Preview: FOMC meeting - why wait?
With the Federal Reserve Funds rate at its highest since 2007, a 'hawkish pause' is widely anticipated this week. Yet, several key developments suggest the market may be underpricing the risk of a June hike.
In its last meeting in May, the FOMC raised the Fed Funds rate by 25bps to a range of 5-5.25% - its highest level since September 2007. While a tightening bias was retained, the Committee noted readiness to adjust the monetary policy if necessary.
The minutes from the meeting confirmed the door was open for a pause, highlighting that members were divided about whether additional rate hikes would be necessary. As stated, “Several participants noted that if the economy evolved along the lines of their current outlooks, then further policy firming after this meeting may not be necessary.”

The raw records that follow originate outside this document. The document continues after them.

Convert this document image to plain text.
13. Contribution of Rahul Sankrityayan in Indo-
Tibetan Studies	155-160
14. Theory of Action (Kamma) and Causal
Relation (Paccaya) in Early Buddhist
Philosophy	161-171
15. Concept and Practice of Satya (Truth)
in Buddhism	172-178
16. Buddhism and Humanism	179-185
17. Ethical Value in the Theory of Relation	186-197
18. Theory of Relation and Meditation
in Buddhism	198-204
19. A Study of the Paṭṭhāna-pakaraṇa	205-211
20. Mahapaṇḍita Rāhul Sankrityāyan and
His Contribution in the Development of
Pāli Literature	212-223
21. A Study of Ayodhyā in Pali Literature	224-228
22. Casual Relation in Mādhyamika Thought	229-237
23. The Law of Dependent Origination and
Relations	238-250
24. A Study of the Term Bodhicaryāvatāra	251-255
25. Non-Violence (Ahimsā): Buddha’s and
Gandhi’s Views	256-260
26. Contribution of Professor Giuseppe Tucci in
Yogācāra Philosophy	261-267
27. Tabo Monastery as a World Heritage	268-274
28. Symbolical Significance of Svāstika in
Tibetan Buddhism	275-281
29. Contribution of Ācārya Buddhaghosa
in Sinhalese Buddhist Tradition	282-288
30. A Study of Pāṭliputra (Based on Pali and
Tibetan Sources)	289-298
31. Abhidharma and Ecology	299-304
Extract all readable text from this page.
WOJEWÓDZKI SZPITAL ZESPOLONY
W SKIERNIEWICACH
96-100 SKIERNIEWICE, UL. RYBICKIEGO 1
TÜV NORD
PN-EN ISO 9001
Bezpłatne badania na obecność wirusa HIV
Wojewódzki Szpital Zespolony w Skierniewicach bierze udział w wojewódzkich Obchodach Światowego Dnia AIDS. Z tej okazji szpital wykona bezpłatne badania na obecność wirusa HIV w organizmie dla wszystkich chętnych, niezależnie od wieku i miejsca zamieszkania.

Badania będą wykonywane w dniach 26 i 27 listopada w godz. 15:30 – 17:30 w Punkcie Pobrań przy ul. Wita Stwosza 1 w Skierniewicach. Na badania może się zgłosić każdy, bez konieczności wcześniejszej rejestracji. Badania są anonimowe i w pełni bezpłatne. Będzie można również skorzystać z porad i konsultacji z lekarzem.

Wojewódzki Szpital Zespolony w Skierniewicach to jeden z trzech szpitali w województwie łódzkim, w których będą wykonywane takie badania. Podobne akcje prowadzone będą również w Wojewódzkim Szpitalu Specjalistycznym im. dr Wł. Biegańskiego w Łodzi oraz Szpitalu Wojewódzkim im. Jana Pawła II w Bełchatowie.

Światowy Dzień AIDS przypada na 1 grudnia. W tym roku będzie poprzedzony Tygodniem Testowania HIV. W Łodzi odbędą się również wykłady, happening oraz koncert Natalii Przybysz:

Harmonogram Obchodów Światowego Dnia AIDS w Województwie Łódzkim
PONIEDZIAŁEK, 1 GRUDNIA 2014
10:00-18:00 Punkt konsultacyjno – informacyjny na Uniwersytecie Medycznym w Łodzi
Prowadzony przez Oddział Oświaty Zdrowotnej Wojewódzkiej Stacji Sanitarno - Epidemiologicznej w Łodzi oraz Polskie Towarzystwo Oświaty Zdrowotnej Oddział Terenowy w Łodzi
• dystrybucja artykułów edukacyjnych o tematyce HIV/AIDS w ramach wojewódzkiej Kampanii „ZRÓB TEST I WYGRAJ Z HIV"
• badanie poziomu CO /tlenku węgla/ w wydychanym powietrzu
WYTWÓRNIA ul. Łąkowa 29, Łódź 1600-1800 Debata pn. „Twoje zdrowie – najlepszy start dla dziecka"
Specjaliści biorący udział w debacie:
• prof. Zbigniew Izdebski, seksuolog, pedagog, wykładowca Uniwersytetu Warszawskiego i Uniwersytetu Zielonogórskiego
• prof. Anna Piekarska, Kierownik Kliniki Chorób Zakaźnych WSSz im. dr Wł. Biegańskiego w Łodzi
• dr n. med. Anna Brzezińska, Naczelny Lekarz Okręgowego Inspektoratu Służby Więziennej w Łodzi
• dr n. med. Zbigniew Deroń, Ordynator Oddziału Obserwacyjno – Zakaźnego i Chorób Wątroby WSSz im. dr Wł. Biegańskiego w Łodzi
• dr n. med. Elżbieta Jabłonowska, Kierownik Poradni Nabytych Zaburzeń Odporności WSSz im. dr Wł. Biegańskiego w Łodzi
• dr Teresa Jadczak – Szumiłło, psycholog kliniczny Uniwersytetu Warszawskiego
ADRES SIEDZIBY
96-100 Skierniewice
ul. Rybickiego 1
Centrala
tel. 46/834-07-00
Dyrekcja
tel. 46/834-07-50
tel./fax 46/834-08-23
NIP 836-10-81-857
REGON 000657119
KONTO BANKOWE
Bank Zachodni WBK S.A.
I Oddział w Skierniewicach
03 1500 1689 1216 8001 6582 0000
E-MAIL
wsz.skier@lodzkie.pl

Federal funds effective rate chart
What can we expect this Thursday?
On Thursday, the Fed is widely expected to deliver a hawkish pause before another 25bp rate hike in July. This is based on comments from six of the eleven FOMC voters who have spoken in favour of pause, including the key leadership duo of Fed Chair Powell and Vice Chair Jefferson.
Target rate probabilities for the 14 June 2023 meeting
The median dot is expected to show one additional hike to a peak of 5.25%-5.50%.
Why wait?
Since the May meeting, several notable developments have occurred, which beg the question, why wait?
- The debt ceiling was raised before the X-date avoiding costly disruptions
- The impact of the banking crisis has been less meaningful than feared
- Core PCE increased by 4.4% YoY from 4.2% previously
- Non-farm payrolls increased by a robust 339k in May
- Two early pausers, the RBA and the BoC, hiked rates last week
- Financial Conditions continue to ease.
As such, we think the market is under-pricing the risk of a hike in June and then a pause in July. More so given the possibility of a hotter-than-expected inflation print this evening.